A huge proportion of high fantasy stories written by western writers are set in worlds based on a medieval European setting. Or not so much real medieval Europe, but the fantasy world the medievalist Tolkien designed.
Tolkien’s world was a made up one.
Many writers base their worlds on his. They don’t change much. Except for the magic, and ‘their’ story, most of them remain true to Tolkien’s setting. Including his now almost-a-hundred-year-old views of a woman’s place in society, and how sex, politics and gender should be treated.
We don’t need that to make a good high fantasy.
What do we need?
- A world which has little or no technology, and the subsequent lifestyle requirements from that, like transport, and how people fight
- Clothing from another era
- The magic, or McGuffin, demons or dragons or whatever makes your story special.

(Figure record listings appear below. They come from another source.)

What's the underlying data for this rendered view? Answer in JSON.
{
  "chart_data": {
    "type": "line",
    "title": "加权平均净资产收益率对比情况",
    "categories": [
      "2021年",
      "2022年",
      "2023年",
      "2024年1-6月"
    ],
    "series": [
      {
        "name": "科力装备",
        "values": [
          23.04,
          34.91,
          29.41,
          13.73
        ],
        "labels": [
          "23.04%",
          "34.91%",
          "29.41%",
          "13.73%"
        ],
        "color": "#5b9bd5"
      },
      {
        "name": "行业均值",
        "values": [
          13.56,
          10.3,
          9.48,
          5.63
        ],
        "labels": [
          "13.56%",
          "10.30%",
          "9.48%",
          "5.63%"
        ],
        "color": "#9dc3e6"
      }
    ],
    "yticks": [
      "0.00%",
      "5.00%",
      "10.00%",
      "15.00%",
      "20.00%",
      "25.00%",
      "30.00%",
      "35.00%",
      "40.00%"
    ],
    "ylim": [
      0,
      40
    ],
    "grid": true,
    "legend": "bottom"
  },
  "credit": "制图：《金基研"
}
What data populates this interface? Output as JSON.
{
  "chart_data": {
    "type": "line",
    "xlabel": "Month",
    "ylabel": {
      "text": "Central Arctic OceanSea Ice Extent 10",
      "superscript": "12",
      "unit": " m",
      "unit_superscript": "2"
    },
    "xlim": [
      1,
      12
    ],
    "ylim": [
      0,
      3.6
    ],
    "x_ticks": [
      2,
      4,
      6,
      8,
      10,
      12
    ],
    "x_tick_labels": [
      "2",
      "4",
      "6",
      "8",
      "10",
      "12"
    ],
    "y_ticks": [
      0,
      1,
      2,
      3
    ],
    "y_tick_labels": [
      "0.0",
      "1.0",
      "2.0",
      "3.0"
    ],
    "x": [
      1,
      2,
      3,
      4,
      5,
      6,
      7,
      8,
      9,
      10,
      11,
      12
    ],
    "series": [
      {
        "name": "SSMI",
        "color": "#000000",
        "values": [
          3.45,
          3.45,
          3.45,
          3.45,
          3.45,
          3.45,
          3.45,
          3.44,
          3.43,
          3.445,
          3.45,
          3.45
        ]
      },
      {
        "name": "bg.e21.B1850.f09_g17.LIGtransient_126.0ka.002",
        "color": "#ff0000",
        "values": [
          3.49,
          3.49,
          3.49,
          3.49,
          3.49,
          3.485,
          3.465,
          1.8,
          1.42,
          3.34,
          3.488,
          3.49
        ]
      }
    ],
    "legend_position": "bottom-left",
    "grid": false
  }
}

What else do you need to make high fantasy work? Other than a good story and characters to love?
Democracies, republics, monarchies, aristocracies, theocracies, dictatorships have been around for millennia. I can’t say I’ve come across many governments in fantasy that you can’t break back to one of the known types of governing bodies.
Gender inequality, skewed toward a patriarchal system, where the girl never inherits, and her husband or her father protects her?
Of course not, but that’s often part of a high-fantasy novel.
Sexual ‘standards’ where there are two genders and men get together with women and and anything else is a deviation?
Again, you don’t need this for a fantasy, but likewise it’s also often standard.
What about treatment of other races, where people of other cultures or color were treated as sub-human, or property? Do you need this for your fantasy to be successful? Most likely not.
Writers might put a bit of a modern-day slant on these things, in the same way Regency romance writers put a modern-day slant on how their women behave. Because for most of us, the way other races, genders, and women, were treated in older times is not okay. But they still write basically the same world Tolkien did.
I, for one, love books that take the gender/sex/race components and mix them around a bit.